The Appellate Division held that despite the fact that a parcel had been zoned for industrial use for fifty years, and that the Town’s comprehensive plan designated the parcel for industrial use, a rezoning and change of the comprehensive plan to residential use of the parcel was a proper exercise of discretion. In Matter of Rotterdam Ventures, Inc. v Town Bd. of the Town of Rotterdam, the Court found the property in question had been used as a multifamily residential property for the period in question and the rezoning was consistent with the transitional nature of the site between an industrial use and a residential neighborhood.

The Petitioner owns an industrial site which was part of an army depot that also included the parcel in question that had been used to house military families. When the Respondent SYNC acquired the site in 2008 it first sought a variance, which was denied and then petitioned for a rezoning, which was granted. The Town issued a SEQRA negative declaration finding that the rezoning was consistent with the current use of the property and would have fewer impacts than the potential use as an industrial site under the existing zoning.
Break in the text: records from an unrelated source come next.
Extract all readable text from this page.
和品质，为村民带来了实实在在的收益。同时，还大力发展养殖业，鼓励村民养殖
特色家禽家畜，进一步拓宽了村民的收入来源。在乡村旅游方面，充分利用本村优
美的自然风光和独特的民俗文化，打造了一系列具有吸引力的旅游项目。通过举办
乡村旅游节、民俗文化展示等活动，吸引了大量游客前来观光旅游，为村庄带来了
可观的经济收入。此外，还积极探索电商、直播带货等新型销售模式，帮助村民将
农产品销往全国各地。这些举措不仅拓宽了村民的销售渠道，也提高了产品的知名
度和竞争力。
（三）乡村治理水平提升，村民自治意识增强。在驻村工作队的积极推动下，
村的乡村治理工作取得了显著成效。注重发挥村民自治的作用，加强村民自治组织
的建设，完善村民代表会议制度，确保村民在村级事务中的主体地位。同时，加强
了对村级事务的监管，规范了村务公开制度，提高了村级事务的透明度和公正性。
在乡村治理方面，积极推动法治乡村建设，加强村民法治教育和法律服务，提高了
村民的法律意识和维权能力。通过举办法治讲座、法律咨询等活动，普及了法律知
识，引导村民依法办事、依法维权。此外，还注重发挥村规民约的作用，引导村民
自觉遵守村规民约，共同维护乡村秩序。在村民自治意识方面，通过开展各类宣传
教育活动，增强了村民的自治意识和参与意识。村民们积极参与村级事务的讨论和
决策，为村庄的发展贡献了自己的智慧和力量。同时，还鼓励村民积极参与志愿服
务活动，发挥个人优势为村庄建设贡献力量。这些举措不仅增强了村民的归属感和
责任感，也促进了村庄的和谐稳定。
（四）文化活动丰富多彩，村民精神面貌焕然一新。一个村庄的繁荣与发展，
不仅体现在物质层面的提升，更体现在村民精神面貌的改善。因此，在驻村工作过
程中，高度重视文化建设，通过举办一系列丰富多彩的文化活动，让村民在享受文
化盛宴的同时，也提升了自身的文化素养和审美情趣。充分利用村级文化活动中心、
The Court upheld the SEQRA determination and found that the rezoning did not, as Petitioner claimed, constitute spot zoning. Rather, the court found the fact that prior revisions to the comprehensive plan did not suggest a residential use of the property was not proof of spot zoning, because “although the property abuts a portion of petitioner’s industrial park, it also projects into an area of predominantly residential use. The Town, including its senior planner, concluded that rezoning the property so as to permit its continued use for residential purposes would benefit the community by retaining a transitional area between residential/commercial and industrial zones, whereas industrial use of the property would create an incongruity with the character of the existing neighborhood. Petitioner’s reliance on the Town’s failure to rezone the property as part of the 2001 and 2009 revisions of the comprehensive plan is misplaced, as the studies that supported that revision did not include an evaluation of SYNC’s property. According to the Town’s senior planner who oversaw the revisions, the industrial zoning classification for this property was simply continued without discussion or analysis.”

Thus, the Court concluded that Petitioner had failed to prove the rezoning and change in the comprehensive plan was unlawful.